Why, a reader might ask, is the novel titled NOAH’S COMPASS when there is no character by that name in the novel? It’s a fair question. Well, there is a short section midway through the book when Liam baby sits his grandson, Jonah, whose mother is an overzealous Christian, where he explains to the lad, who is four years old, the story of Noah’s ark. It bothers the boy that Noah left so many animals behind to drown. When he asks Liam where did the ark stop for gas, he explains it had no motor or, for that matter, no sails because it had nowhere to go; the only aim of the ark was to float while the rest of the world drowned. It just bobbed up and down without a compass, rudder, or sextant.
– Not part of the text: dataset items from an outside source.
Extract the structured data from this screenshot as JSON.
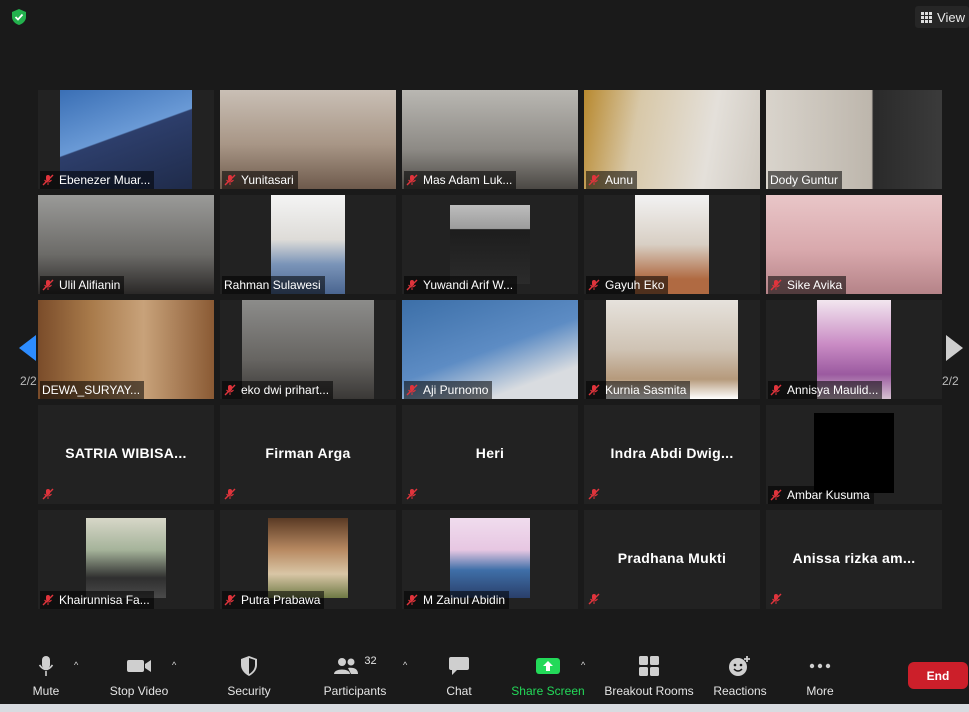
{
  "window": {
    "view_label": "View"
  },
  "pager": {
    "left": "2/2",
    "right": "2/2"
  },
  "participants": [
    {
      "name": "Ebenezer Muar...",
      "video": true
    },
    {
      "name": "Yunitasari",
      "video": true
    },
    {
      "name": "Mas Adam Luk...",
      "video": true
    },
    {
      "name": "Aunu",
      "video": true
    },
    {
      "name": "Dody Guntur",
      "video": true
    },
    {
      "name": "Ulil Alifianin",
      "video": true
    },
    {
      "name": "Rahman Sulawesi",
      "video": true
    },
    {
      "name": "Yuwandi Arif W...",
      "video": true
    },
    {
      "name": "Gayuh Eko",
      "video": true
    },
    {
      "name": "Sike Avika",
      "video": true
    },
    {
      "name": "DEWA_SURYAY...",
      "video": true
    },
    {
      "name": "eko dwi prihart...",
      "video": true
    },
    {
      "name": "Aji Purnomo",
      "video": true
    },
    {
      "name": "Kurnia Sasmita",
      "video": true
    },
    {
      "name": "Annisya Maulid...",
      "video": true
    },
    {
      "name": "SATRIA WIBISA...",
      "video": false
    },
    {
      "name": "Firman Arga",
      "video": false
    },
    {
      "name": "Heri",
      "video": false
    },
    {
      "name": "Indra Abdi Dwig...",
      "video": false
    },
    {
      "name": "Ambar Kusuma",
      "video": true
    },
    {
      "name": "Khairunnisa Fa...",
      "video": true
    },
    {
      "name": "Putra Prabawa",
      "video": true
    },
    {
      "name": "M Zainul Abidin",
      "video": true
    },
    {
      "name": "Pradhana Mukti",
      "video": false
    },
    {
      "name": "Anissa rizka am...",
      "video": false
    }
  ],
  "toolbar": {
    "mute": "Mute",
    "stop_video": "Stop Video",
    "security": "Security",
    "participants": "Participants",
    "participants_count": "32",
    "chat": "Chat",
    "share_screen": "Share Screen",
    "breakout_rooms": "Breakout Rooms",
    "reactions": "Reactions",
    "more": "More",
    "end": "End"
  },
  "colors": {
    "accent_green": "#23d959",
    "end_red": "#cc1f2a",
    "mic_muted": "#e0343c"
  }
}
He tells Jonah, “Noah didn’t need to figure out directions, because the whole world was underwater and so it made no difference.” So the image of Noah’s Compass and the fact it is useless when everything “was under water,” becomes a metaphor for Liam who is a nowhere man bobbing up and down on a flood he doesn’t understand very well, despite his reading of Plato.
Finally, once he connects with Eunice, and even after they break up, he forgets all about that lost experience he longed for at the beginning of the story. Larger issues have drowned it out.